Berinchov, el checheno, recuperado de su fase porcina, lo miraba azorado. Toda la nave se había convertido en un ir y venir de clones de Samantha en pelotas y el Blobg’r recitaba un poema de otra parte de la galaxia.
—No es mi costumbre ser educado —comenzó el checheno tratando de dialogar con el inmenso ser venido de vaya uno a saber dónde— pero me hincha el huevo que me queda que un globo de diálogo de una historieta me venga a filosofar en medio de este caos.
Ante el inusual uso de más de diez palabras sin improperios, José Vicente, el skipper, se dio vuelta sorprendido y comentó por sobre el hombro con el Venerable Salemo:
—Parece que en esta versión el checheno vino suavizado. ¿Qué corno le puso al caldo de clonación, Salemo?
—Nada —dijo Salemo riendo por lo bajo, sabiendo que la cerveza agria de Tangeria no era la mejor manera de conservar el ADN—. Nada —repitió—. Serán los muones de beta Ortis, la nova que pasamos hace cien minutos.

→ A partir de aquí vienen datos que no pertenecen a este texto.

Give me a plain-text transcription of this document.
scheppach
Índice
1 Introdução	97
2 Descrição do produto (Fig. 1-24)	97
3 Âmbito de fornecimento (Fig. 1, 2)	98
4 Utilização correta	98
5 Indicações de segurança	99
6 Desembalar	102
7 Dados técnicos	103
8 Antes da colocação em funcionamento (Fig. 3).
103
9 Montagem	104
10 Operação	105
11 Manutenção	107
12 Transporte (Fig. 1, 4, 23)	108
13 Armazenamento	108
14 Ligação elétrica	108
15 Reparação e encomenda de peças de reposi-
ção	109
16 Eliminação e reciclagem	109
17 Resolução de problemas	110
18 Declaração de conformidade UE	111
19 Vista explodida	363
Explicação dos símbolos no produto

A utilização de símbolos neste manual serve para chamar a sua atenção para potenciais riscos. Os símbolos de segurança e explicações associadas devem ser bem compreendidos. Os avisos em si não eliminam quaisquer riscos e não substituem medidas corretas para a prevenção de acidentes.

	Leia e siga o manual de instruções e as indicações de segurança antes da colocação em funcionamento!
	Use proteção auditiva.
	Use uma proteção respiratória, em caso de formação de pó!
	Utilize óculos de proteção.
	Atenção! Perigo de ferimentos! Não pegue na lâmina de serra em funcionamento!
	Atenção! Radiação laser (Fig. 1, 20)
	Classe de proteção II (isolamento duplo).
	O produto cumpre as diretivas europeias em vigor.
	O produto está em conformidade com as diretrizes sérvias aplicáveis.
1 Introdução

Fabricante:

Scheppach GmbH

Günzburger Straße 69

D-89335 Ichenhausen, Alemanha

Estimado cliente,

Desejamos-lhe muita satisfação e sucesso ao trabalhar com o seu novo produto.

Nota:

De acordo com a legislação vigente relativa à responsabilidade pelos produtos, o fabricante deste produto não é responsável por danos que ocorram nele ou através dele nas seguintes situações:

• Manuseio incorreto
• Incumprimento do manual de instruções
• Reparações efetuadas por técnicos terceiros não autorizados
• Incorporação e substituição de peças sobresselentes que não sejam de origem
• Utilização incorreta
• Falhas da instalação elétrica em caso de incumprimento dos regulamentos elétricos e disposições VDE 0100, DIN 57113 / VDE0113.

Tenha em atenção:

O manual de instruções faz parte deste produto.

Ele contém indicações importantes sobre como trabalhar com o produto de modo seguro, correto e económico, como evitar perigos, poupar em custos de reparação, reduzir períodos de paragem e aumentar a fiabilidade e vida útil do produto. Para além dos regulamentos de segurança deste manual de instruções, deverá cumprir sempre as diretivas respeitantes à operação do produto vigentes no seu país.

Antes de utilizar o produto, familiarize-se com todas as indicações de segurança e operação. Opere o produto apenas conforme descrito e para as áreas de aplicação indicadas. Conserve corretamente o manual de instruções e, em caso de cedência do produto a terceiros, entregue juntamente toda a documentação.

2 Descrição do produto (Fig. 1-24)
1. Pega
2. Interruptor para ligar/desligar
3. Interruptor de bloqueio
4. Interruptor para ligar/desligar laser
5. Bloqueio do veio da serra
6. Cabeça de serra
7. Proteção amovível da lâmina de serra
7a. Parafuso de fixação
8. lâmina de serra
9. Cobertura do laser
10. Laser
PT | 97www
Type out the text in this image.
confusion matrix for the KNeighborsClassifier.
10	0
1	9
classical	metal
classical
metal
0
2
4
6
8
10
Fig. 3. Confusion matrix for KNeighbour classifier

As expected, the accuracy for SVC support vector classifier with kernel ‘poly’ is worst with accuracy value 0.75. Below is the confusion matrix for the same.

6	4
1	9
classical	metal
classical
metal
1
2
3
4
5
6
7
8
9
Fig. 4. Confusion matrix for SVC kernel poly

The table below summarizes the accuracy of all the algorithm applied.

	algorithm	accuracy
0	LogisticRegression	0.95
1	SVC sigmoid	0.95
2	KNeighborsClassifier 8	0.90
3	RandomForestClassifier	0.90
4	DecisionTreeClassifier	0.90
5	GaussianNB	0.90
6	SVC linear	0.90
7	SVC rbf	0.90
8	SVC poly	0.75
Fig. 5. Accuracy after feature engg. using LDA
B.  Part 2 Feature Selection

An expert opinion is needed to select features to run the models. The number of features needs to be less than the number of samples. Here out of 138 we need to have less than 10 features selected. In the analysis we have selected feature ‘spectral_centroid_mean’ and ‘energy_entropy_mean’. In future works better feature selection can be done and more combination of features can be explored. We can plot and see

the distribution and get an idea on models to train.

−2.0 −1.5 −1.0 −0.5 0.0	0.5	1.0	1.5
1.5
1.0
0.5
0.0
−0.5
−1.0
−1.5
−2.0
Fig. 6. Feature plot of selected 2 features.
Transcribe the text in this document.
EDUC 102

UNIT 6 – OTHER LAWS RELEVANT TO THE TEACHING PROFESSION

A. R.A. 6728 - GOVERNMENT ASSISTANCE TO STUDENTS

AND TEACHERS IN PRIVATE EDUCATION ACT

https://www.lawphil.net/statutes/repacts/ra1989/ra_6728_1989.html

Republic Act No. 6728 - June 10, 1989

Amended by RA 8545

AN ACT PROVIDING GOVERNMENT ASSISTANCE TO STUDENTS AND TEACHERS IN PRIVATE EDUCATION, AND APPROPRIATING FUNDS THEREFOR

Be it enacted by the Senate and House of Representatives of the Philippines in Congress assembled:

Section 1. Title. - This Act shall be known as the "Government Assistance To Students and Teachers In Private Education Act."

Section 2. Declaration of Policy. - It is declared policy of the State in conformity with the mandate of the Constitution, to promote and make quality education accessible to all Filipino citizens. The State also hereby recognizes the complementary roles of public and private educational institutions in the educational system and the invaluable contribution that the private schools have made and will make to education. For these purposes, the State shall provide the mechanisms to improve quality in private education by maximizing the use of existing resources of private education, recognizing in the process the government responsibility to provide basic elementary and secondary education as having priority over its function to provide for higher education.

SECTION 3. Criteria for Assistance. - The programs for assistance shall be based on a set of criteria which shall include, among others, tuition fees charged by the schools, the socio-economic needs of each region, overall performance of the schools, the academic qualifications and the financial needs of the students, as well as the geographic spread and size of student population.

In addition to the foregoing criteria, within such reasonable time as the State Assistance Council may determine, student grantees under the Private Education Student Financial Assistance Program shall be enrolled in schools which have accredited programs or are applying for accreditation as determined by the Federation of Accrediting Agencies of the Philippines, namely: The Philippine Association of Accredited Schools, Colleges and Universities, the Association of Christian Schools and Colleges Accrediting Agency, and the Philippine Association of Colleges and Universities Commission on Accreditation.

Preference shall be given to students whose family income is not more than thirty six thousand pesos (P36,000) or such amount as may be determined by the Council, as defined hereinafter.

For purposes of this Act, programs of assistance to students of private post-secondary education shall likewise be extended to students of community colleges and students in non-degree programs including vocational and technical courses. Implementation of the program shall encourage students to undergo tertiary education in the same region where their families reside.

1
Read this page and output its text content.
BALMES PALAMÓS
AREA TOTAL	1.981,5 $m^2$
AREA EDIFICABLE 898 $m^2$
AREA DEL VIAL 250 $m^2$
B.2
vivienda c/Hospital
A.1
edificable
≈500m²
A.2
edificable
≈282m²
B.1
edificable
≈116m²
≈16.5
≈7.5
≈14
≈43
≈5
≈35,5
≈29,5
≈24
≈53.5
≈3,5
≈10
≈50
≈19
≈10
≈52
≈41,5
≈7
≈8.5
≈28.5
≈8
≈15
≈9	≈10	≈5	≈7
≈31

El skipper tenía dudas acerca de la falaz afirmación de Salemo. Sabía que había estado ingiriendo notables porciones de cerveza de Tangeria con patatas crudas de Siberia y eso podría haber desmejorado su venerabilidad. Pero también tenía el primer tomo de cuarenta sobre la nueva religión y la forma de cultivar tomates en balcones y descartó la idea de que su Sacerdote Maximus estuviera del tomate.
Mientras tanto, la discusión entre el checheno y el Blogb’r seguía por carriles harto normales para los estándares del checheno. En eso, se escuchó al inmenso ser describir a sus primos, los Globahr, seres un tanto inmundos que tenían un ADN casi humano, salvo por el gen del apetito sexual triplicado. A lo que debía sumarse la desventaja evolutiva de haber crecido menos en estatura y más en sexo y otra más, la peor de todas, que no tenían muchas hembras a disposición, por lo que habían desarrollado el extraordinario olfato que los hizo famosos en varias galaxias aledañas. Podían oler una molécula de progesterona por pársec cúbico y desarrollaban velocidades próximas a las de la luz para lanzarse en su búsqueda.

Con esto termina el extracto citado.